Two-dimensional dual carbon-coupled defective nickel quantum dots towards highly efficient overall water splitting

Rational design of highly efficient and cost-effective bifunctional electrocatalyst for both oxygen evolution reaction (OER) and hydrogen evolution reaction (HER) is extremely desirable but still challenging for electrochemical water splitting. Herein, we report the synthesis of hybrid composites consisting of defective nickel quantum dots (Ni QD) encapsulated in N-doped carbon (NC) anchored on the surface of reduced graphene oxide (Ni QD@NC@rGO) through a low-temperature pyrolysis of rGO-wrapped two dimensional (2D) sheet-like nickel zeolite imidazolate framework. The as-fabricated Ni QD@NC@rGO catalysts only require overpotentials of 265 and 133 mV to deliver a current density of 10 mA cm(-2) for OER and HER in 1.0 M KOH, respectively. Remarkably, an alkaline electrolyzer constructed with Ni QD@NC@rGO catalyst for both anode and cathode can drive a current density of 10 mA cm(-2) at a low cell voltage of 1.563 V, superior to that of the Pt@CI lIrO(2)@C couple (1.614 V).
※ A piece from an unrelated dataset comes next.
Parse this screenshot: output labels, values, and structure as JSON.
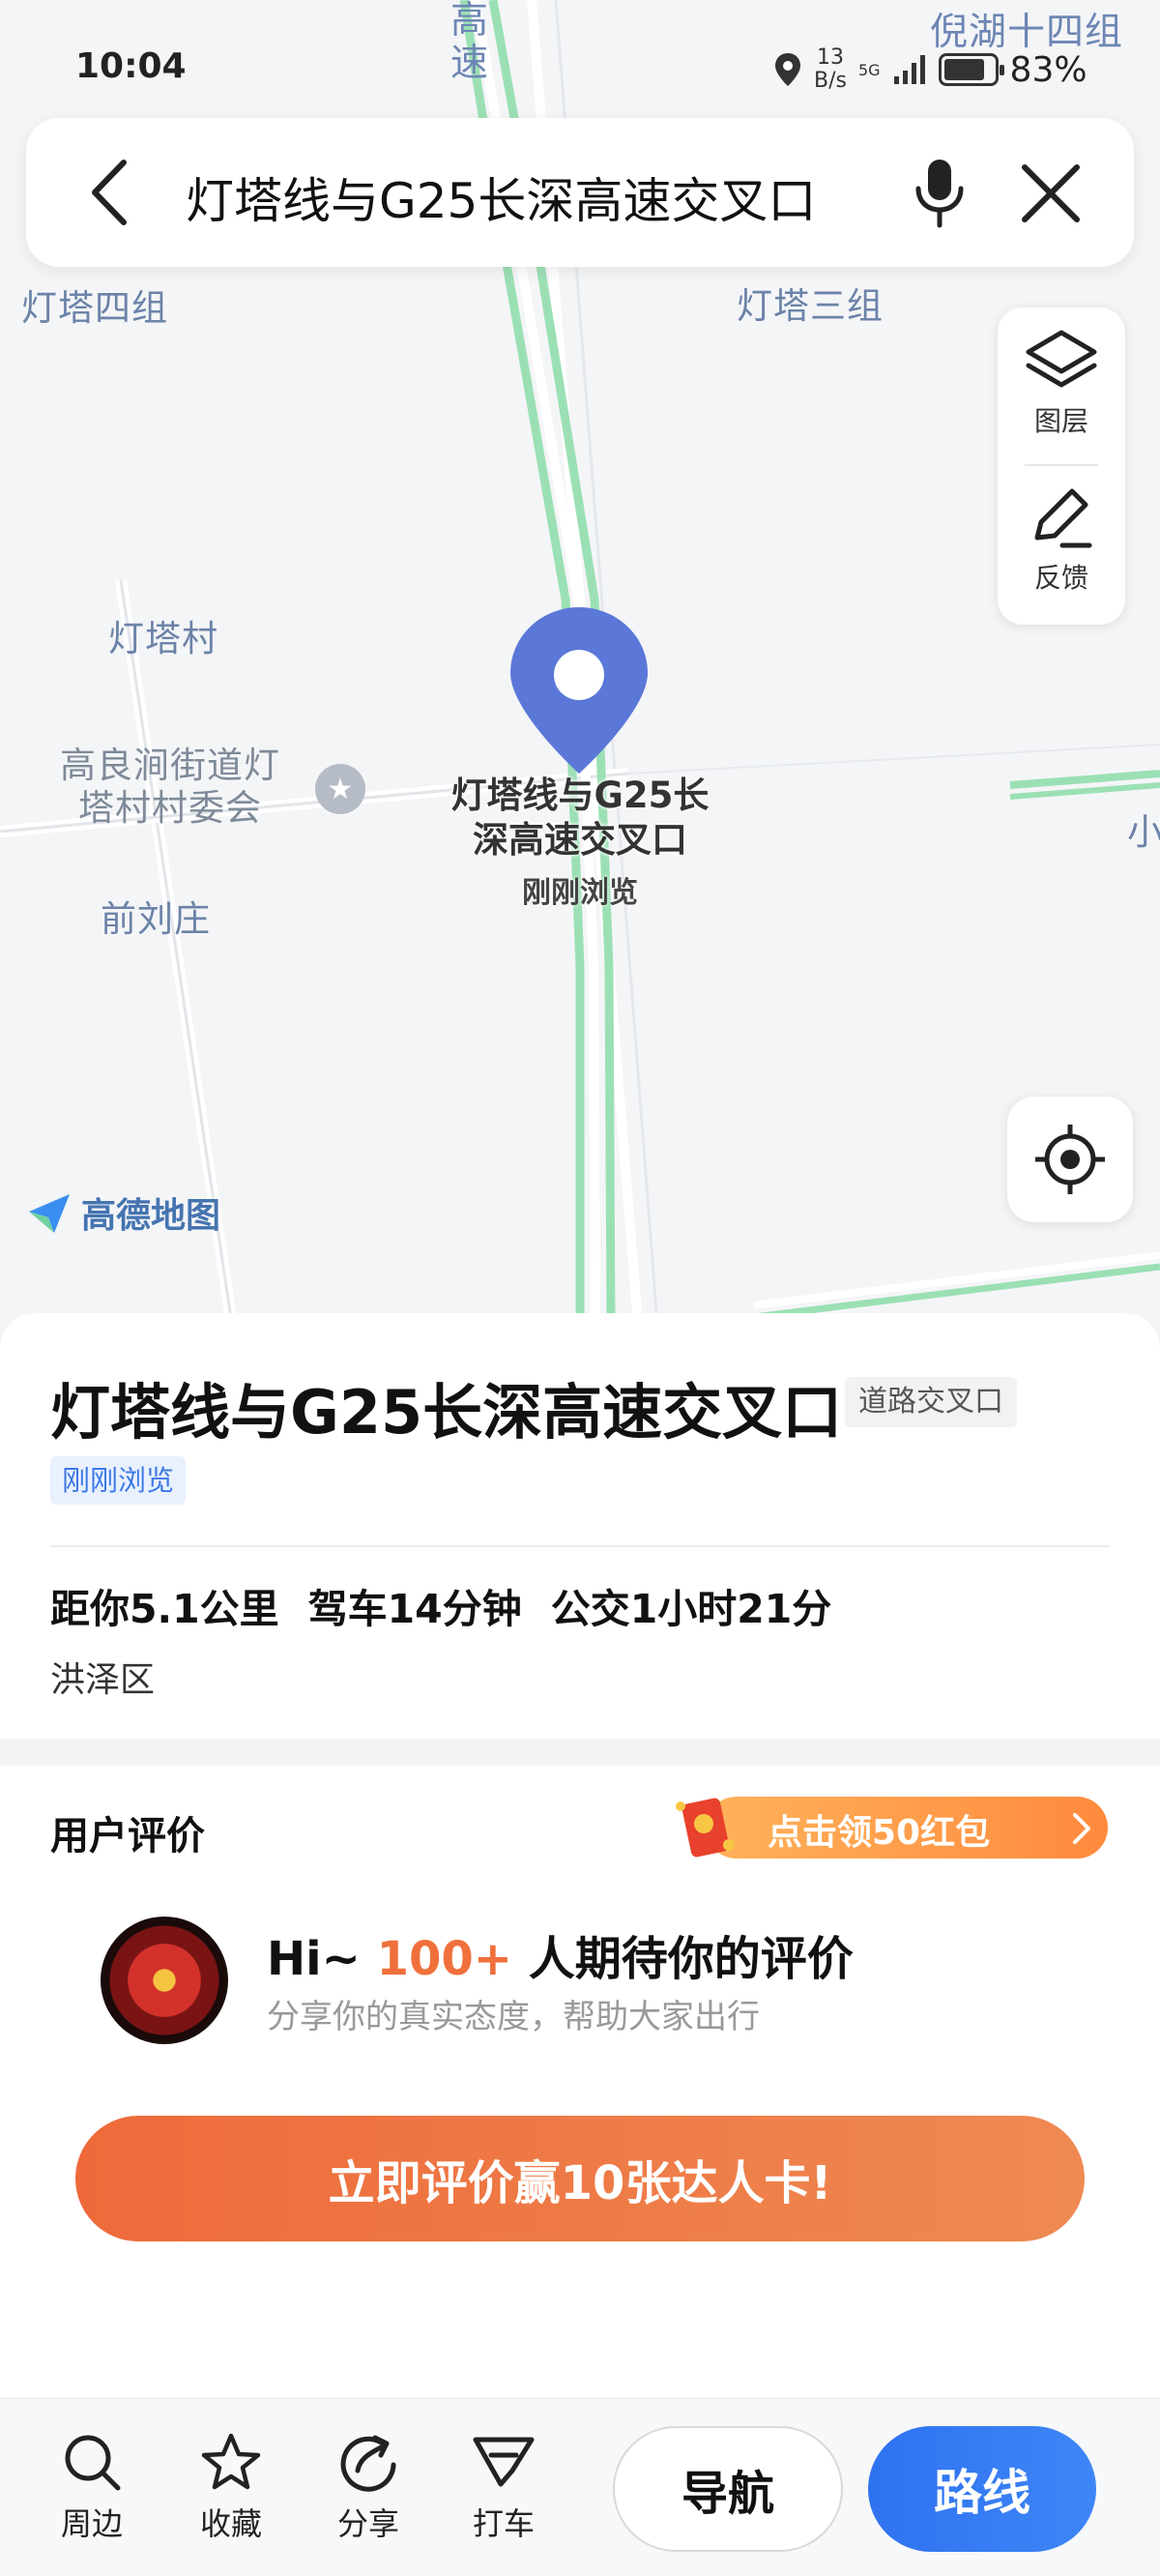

The enhanced electrocatalytic performance of Ni QD@NC@rGO can be mainly attributed to its 2D hierarchically porous structure and the synergistic effect of the highly dispersed Ni QD, in-situ coupled thin layer NC and rGO, giving rise to a large surface active sites exposure, enhanced electron/ion transfer ability and optimal Gibbs free energy of adsorption.